Woher weiß ich, ob ich eine Niederdruck-Armatur brauche?

Niederdruck-Armaturen werden Wasserhähne genannt, die an einen Boiler angeschlossen werden (meist in Küchen zu finden, auch bekannt als Untertischgerät oder offener Heißwasserbereiter). Ein Boiler macht in einem Badezimmer wenig Sinn, da ein solches Gerät meist nur 5-10l Wasser fasst - also viel zu wenig zum Duschen oder zum Befüllen der Badewanne.
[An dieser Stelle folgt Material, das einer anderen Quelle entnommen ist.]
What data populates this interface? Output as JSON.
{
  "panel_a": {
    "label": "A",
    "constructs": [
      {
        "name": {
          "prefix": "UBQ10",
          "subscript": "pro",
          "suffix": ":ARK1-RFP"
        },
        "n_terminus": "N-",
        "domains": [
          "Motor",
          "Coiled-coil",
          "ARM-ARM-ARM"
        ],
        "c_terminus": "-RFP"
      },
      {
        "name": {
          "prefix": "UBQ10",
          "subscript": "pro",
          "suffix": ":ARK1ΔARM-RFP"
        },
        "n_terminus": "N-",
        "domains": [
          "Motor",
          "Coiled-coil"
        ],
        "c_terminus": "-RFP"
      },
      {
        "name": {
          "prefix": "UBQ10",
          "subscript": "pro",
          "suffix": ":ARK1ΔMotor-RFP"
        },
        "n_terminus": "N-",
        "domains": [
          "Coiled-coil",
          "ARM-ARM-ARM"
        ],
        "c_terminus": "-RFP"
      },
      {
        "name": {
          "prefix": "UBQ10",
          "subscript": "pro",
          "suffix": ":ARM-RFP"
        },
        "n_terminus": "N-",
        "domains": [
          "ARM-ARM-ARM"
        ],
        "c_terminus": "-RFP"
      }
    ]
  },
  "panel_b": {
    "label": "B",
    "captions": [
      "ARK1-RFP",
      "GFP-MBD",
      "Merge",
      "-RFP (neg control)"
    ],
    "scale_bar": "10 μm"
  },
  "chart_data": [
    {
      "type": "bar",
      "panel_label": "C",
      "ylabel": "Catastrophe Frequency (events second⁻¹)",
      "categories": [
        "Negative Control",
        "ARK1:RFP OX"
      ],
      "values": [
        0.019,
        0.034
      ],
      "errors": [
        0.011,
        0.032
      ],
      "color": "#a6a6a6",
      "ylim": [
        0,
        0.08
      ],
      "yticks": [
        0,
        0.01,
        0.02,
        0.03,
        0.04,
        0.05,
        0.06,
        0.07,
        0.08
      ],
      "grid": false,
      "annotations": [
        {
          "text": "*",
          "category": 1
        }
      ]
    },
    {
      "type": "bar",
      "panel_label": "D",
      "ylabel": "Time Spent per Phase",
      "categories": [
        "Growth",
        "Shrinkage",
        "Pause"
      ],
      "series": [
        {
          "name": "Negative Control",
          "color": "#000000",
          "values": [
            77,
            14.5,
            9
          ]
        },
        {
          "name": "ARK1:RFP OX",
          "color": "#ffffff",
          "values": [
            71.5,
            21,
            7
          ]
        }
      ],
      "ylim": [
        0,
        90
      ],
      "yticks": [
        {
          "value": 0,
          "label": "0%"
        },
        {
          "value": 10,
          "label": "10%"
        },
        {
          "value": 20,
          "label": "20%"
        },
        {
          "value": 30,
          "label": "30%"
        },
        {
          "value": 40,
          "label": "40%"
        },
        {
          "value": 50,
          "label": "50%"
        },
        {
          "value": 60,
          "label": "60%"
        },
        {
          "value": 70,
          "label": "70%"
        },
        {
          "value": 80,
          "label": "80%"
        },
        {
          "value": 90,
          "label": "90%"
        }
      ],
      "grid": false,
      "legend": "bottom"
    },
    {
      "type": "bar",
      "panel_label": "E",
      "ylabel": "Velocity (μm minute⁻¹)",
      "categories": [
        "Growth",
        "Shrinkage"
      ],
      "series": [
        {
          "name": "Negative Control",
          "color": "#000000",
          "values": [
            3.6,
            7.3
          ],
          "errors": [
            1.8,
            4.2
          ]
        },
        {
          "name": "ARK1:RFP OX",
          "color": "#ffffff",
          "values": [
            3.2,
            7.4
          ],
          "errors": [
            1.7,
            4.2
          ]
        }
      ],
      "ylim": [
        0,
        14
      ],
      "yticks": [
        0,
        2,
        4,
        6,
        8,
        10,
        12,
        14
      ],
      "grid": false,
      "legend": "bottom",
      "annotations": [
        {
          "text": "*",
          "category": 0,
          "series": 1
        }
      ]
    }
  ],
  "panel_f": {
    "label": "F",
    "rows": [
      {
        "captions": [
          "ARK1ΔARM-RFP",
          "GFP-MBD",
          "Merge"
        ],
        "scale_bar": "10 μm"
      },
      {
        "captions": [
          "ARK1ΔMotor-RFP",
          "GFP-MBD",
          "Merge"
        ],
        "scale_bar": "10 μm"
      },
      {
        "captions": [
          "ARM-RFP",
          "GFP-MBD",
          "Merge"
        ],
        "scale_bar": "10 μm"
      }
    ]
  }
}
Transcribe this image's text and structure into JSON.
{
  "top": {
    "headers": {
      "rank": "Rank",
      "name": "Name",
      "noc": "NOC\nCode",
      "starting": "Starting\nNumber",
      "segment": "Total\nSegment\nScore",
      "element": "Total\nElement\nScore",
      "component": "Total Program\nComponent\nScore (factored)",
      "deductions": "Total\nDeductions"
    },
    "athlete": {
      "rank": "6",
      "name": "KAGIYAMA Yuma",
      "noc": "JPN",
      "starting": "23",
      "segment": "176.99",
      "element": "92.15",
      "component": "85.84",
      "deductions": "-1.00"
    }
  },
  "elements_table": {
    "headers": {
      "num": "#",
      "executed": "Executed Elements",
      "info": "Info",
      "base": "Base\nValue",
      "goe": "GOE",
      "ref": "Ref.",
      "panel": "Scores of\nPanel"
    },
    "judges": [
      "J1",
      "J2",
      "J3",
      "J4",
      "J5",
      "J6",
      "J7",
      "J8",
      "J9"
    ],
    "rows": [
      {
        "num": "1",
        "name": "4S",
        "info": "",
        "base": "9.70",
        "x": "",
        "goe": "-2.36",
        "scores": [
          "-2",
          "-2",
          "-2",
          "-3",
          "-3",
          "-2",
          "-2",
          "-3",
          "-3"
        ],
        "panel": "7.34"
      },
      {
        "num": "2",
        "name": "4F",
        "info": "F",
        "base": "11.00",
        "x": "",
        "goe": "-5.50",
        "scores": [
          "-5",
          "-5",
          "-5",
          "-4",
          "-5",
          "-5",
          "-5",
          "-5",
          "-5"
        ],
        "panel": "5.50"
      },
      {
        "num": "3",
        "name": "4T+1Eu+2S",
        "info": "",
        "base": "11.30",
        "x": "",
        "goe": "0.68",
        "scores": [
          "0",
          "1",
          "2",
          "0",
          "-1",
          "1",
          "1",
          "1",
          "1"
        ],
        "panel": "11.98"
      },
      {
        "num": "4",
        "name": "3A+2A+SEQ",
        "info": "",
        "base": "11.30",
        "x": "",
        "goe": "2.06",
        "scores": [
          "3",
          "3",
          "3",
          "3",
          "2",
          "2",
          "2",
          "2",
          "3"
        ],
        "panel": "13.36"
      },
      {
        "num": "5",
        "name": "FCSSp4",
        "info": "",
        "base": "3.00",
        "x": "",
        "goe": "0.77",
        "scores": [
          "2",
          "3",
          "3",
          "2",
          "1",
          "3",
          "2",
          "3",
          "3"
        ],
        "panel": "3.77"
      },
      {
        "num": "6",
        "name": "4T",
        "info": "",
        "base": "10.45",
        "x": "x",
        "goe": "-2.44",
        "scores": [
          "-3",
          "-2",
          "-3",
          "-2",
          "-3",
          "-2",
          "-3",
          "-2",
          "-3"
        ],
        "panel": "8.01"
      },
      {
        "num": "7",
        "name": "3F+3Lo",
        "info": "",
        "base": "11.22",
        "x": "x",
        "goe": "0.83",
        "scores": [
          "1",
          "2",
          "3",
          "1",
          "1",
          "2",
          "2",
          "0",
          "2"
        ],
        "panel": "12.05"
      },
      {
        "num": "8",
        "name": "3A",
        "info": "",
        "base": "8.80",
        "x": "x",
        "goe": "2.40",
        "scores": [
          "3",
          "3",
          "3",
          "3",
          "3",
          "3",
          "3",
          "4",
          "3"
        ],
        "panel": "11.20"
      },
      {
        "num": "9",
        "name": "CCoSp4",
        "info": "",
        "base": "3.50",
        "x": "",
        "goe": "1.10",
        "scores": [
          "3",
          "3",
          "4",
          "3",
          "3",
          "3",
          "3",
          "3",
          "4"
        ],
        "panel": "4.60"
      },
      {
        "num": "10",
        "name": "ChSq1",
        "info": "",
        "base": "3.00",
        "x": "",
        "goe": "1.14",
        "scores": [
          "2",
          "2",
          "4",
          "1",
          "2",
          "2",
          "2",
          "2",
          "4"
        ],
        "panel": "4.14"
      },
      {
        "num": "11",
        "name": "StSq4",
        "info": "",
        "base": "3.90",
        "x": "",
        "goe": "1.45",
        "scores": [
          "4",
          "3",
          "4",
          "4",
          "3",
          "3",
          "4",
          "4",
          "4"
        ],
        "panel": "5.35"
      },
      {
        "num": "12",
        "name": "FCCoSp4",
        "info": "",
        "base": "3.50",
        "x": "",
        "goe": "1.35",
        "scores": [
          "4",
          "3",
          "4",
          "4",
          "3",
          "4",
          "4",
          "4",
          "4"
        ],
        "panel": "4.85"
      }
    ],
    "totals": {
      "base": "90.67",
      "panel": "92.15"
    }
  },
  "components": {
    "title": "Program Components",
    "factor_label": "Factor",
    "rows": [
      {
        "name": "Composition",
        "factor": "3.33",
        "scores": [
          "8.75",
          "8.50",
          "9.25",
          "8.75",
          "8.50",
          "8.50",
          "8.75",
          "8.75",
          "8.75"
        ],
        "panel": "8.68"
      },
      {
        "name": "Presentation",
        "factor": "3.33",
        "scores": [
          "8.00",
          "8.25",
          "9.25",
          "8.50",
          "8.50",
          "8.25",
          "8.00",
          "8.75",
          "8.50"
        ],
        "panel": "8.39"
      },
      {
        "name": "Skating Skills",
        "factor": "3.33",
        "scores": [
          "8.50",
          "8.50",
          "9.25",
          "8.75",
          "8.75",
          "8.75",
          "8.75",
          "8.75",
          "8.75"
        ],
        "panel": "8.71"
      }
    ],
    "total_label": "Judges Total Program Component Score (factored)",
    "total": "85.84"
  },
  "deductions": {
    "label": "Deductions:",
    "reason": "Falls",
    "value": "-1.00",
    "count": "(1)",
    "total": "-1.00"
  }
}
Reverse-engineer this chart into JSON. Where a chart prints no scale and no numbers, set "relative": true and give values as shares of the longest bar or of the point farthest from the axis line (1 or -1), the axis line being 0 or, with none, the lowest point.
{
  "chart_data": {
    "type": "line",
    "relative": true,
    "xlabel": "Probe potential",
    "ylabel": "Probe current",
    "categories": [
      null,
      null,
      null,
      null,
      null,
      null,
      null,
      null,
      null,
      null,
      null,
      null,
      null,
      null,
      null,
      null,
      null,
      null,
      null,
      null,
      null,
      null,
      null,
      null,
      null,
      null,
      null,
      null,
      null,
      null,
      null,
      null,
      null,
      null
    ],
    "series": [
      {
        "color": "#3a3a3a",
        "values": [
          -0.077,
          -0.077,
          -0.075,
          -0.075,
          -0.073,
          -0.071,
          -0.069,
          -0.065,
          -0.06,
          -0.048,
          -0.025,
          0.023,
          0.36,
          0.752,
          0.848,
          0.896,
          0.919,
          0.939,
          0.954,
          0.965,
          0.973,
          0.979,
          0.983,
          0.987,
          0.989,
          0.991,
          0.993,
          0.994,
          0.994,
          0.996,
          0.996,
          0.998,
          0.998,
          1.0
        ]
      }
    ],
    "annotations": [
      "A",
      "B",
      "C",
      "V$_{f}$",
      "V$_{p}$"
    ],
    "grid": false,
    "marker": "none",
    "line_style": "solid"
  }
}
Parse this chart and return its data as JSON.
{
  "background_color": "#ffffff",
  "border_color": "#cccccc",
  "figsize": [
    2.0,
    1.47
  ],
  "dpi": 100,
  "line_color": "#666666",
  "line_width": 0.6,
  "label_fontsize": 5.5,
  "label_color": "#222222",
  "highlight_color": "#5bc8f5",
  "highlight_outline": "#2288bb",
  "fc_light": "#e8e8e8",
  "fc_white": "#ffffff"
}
In der Küche hingegen reicht diese Menge, um das Spülbecken zu füllen oder ein paar Teller zu säubern. Achtung an dieser Stelle: verwechseln Sie einen Boiler jedoch nicht mit einem Durchlauferhitzer, der das durchlaufende Wasser on the fly erhitzt und nicht nur eine begrenzte Wassermenge.

Sollten Sie einen Durchlauferhitzer oder einen ganz normalen Warm- und Kaltwasser-Anschluss besitzen, können Sie eine ganz normale Armatur verwenden, die zwei Anschlussschläuche besitzt, während eine Niederdruck-Armatur drei Schläuche hat. Niederdruck-Armaturen gibt es für verschiedenen Einsatzbereiche, darunter auch für das Bad, kommen aber aus genannten Gründen am häufigsten in der Küche zum Einsatz. Daher gibt es sie auch mit weiteren Funktionen, etwa einem schwenkbaren oder herausziehbaren Auslauf. Zuletzt noch ein Hinweis: Da überschüssiger Druck aus dem Boiler über die Armatur entweicht, kann es vorkommen, dass diese etwas nachtropft - also nicht wundern, das ist völlig normal.